Just when you think things couldn’t get more nauseating, enter Twitter. Twitter enthusiastically liquefies and filters these bile filled stews called debates through a colander of melanated millennial jargon, and tired pop culture references. Every abysmal Trump quip is met with reaction gifs, and 140 characters of scorn. If you listen closely enough you can hear the sonic boom that is the collective percussion of keyboard pounding from professional and self appointed ‘fact checkers’ committed to rebuffing every untruth that spills from the slit in Donald’s face that forms two arguable lips. Hilary’s reactions are memefied, gif-ed, personalized and looped immediately. Twitter’s most ardent protectors of Black popular culture and AAVE offer her its most popular contributions. By the end of the debate Hillary was ‘slaying, and reading’, her edges were laid, and she was getting in Formation with the Negro populace for a glass of Lemonade while pulling up A Seat At The Table. Her face expertly photoshopped in seminal Black pop culture visuals, all in a bizarre attempt to synthesize her otherwise unrelatable qualities.
Hashtags (usually created as reactions to the new stupid thing Trump said) are hatched and the #ImWithHer acolytes beam over their analytics and soon to be subsequent Buzzfeed and Huffington Post ‘what twitter said’ writeups.
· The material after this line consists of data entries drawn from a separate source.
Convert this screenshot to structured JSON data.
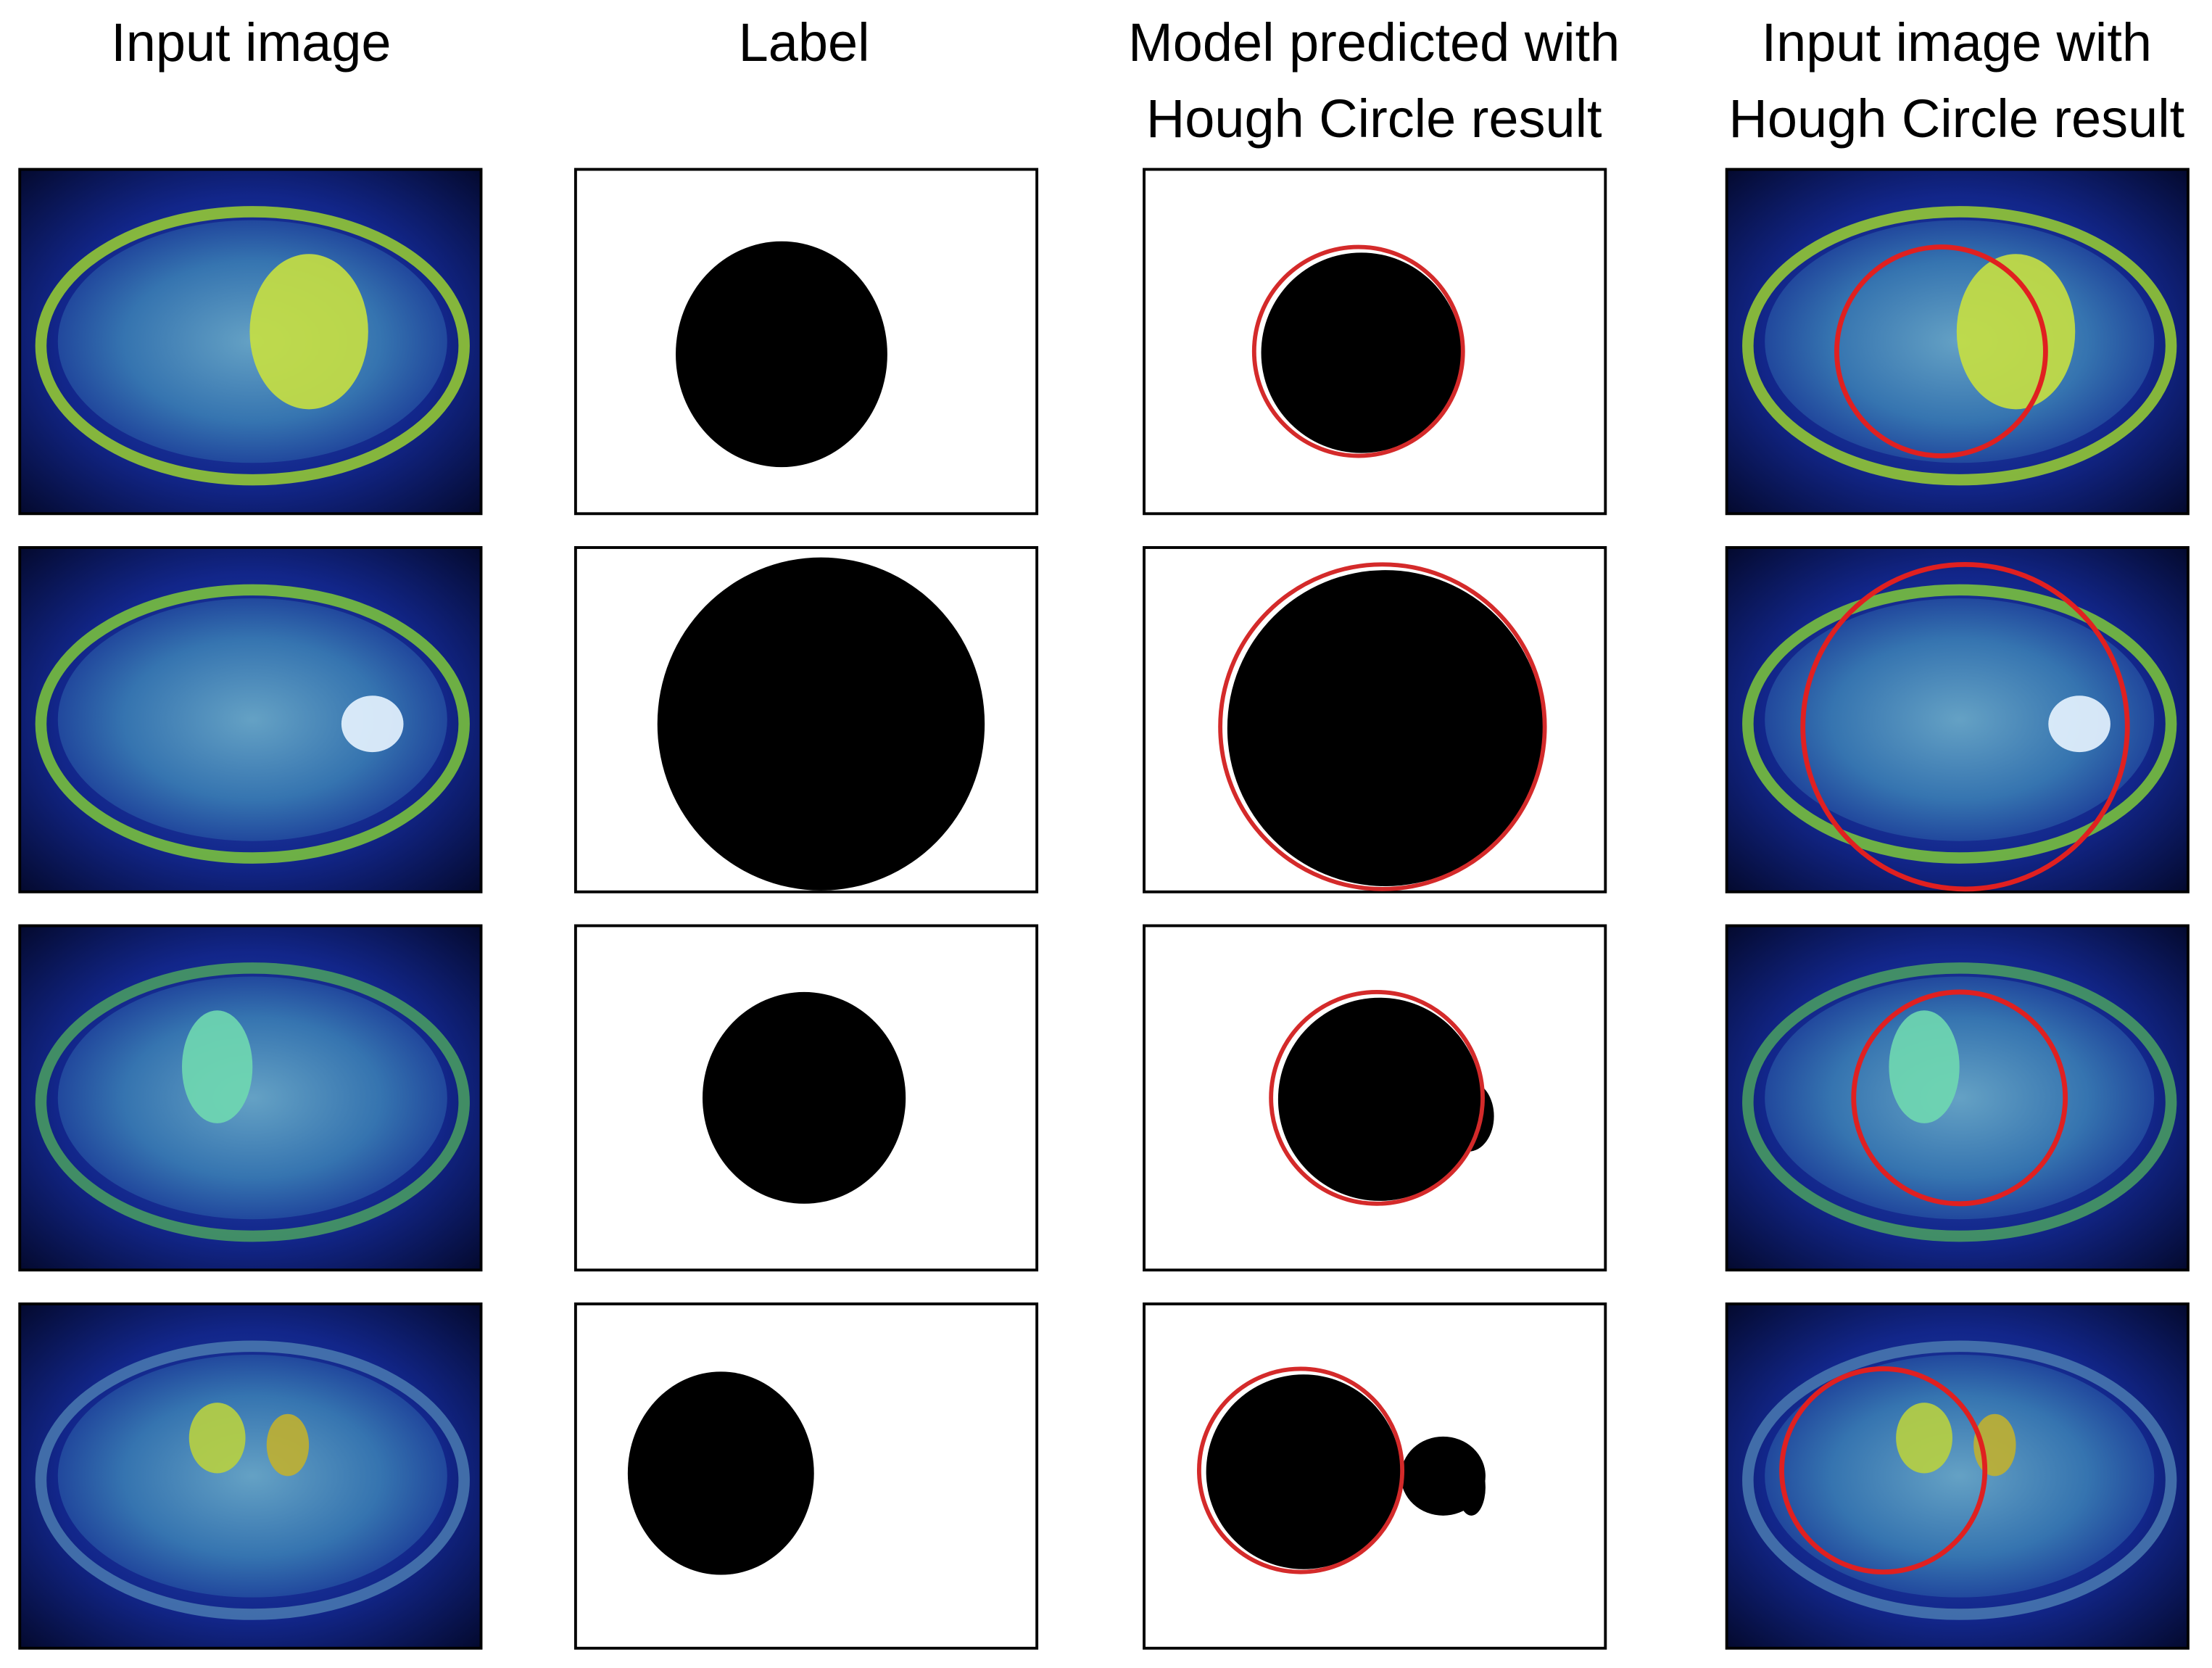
{
  "headers": [
    [
      "Input image"
    ],
    [
      "Label"
    ],
    [
      "Model predicted with",
      "Hough Circle result"
    ],
    [
      "Input image with",
      "Hough Circle result"
    ]
  ]
}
Trumpbot accounts assuming the identity of random minorities or armed with obligatory dog, egg, and eagle avis litter the timeline with screeches about Benghazi, Obama, and deleted emails. Pundits unconvincingly try to offer a pragmatic evaluation of the candidate’s performance, humoring the delusion that Donald offered intelligible sentences of which to dissect, or that Hilary offered anything but an arguably competent showing. The sideshow that is Trump is such a orange obfuscation that these debates are failing to confront Hilary with substantive and valid questions, which is unfortunate because it’s extremely likely she will be the next POTUS. Significant subjects are either merely grazed, or wholly ignored, and the conversations surrounding these spectacles have the depth of a thimble. Perhaps I am being naive when I assert that it seems like the quality of political commentary and discussion has dramatically declined. I might sound like a fist waving disgruntled baby boomer when I say I think the compulsion to deliver rapid response witticisms during debates is a huge disservice that is encouraged by Twitter. And its very likely that I’m being extremely cynical when I say that much like he has served the ratings and interests of traditional media, The Donald is just as essential to feeding the non-stop response engine that is Twitter.com and all those who wish to monetize off it’s assembly line of reactions.
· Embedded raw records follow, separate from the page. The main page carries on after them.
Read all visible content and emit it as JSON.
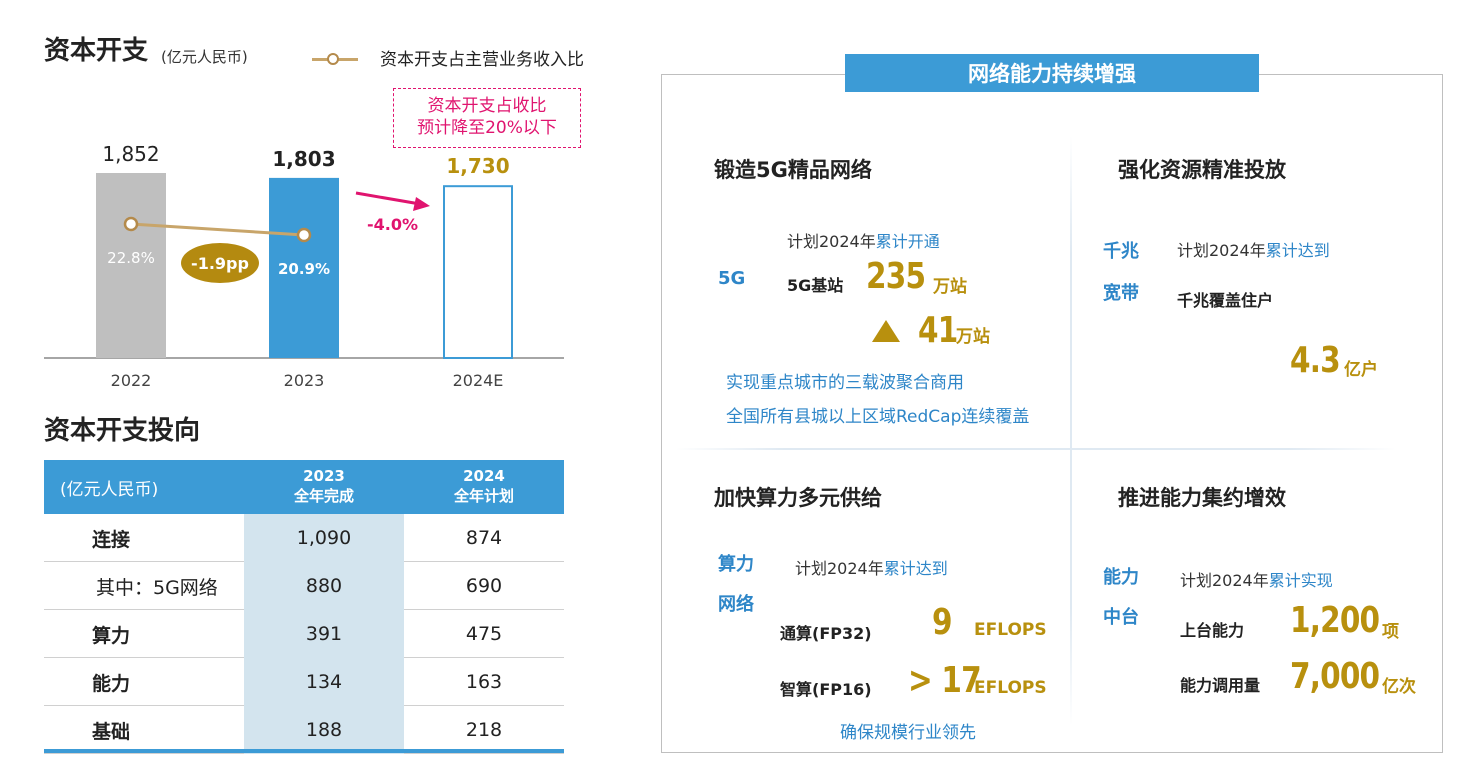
{
  "capex": {
    "title": "资本开支",
    "unit": "(亿元人民币)",
    "legend_label": "资本开支占主营业务收入比",
    "callout_line1": "资本开支占收比",
    "callout_line2": "预计降至20%以下",
    "pp_change": "-1.9pp",
    "growth": "-4.0%"
  },
  "chart_data": {
    "type": "bar",
    "categories": [
      "2022",
      "2023",
      "2024E"
    ],
    "values": [
      1852,
      1803,
      1730
    ],
    "value_labels": [
      "1,852",
      "1,803",
      "1,730"
    ],
    "ratio_series": {
      "name": "资本开支占主营业务收入比",
      "values": [
        22.8,
        20.9
      ],
      "labels": [
        "22.8%",
        "20.9%"
      ]
    },
    "ylim": [
      0,
      2000
    ],
    "colors": {
      "2022": "#BFBFBF",
      "2023": "#3C9BD6",
      "2024E": "#3C9BD6",
      "ratio_line": "#C8A56A",
      "highlight": "#E0146F",
      "pp": "#B48A10",
      "forecast_label": "#B8900E"
    }
  },
  "direction": {
    "title": "资本开支投向",
    "header": {
      "unit": "(亿元人民币)",
      "col2_line1": "2023",
      "col2_line2": "全年完成",
      "col3_line1": "2024",
      "col3_line2": "全年计划"
    },
    "rows": [
      {
        "label": "连接",
        "v2023": "1,090",
        "v2024": "874",
        "bold": true
      },
      {
        "label": "其中：5G网络",
        "v2023": "880",
        "v2024": "690",
        "bold": false
      },
      {
        "label": "算力",
        "v2023": "391",
        "v2024": "475",
        "bold": true
      },
      {
        "label": "能力",
        "v2023": "134",
        "v2024": "163",
        "bold": true
      },
      {
        "label": "基础",
        "v2023": "188",
        "v2024": "218",
        "bold": true
      }
    ]
  },
  "network": {
    "banner": "网络能力持续增强",
    "q1": {
      "title": "锻造5G精品网络",
      "tag": "5G",
      "plan_prefix": "计划2024年",
      "plan_hl": "累计开通",
      "item": "5G基站",
      "num": "235",
      "unit": "万站",
      "inc_num": "41",
      "inc_unit": "万站",
      "line1": "实现重点城市的三载波聚合商用",
      "line2": "全国所有县城以上区域RedCap连续覆盖"
    },
    "q2": {
      "title": "强化资源精准投放",
      "tag1": "千兆",
      "tag2": "宽带",
      "plan_prefix": "计划2024年",
      "plan_hl": "累计达到",
      "item": "千兆覆盖住户",
      "num": "4.3",
      "unit": "亿户"
    },
    "q3": {
      "title": "加快算力多元供给",
      "tag1": "算力",
      "tag2": "网络",
      "plan_prefix": "计划2024年",
      "plan_hl": "累计达到",
      "item1": "通算(FP32)",
      "num1": "9",
      "unit1": "EFLOPS",
      "item2": "智算(FP16)",
      "num2": "> 17",
      "unit2": "EFLOPS",
      "line": "确保规模行业领先"
    },
    "q4": {
      "title": "推进能力集约增效",
      "tag1": "能力",
      "tag2": "中台",
      "plan_prefix": "计划2024年",
      "plan_hl": "累计实现",
      "item1": "上台能力",
      "num1": "1,200",
      "unit1": "项",
      "item2": "能力调用量",
      "num2": "7,000",
      "unit2": "亿次"
    }
  }
}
If not for the tangerine menace, ‘Nasty Woman, tshirts, and ‘Grab Her By The Brain’ merch would not have materialized. He is the cash cow, not Hillary. It is fascinating to watch the very people that lament about abhorring what they deem the unacceptable behavior of the political anti-christ somehow profiting off his despicableness. But that irony might be emblematic of what this race is, isn’t it? A sadistic joke, a circus of sideshows and neither the performers or the audience display much of any self awareness. A sad, disgraceful spectacle, whose contributions to the annals of political history can only be found in gifs, tweets, meme’s, t-shirts, a shameless exploitative parade of alleged rape and sexual assault victims, and the rise and fall of Ken Bone.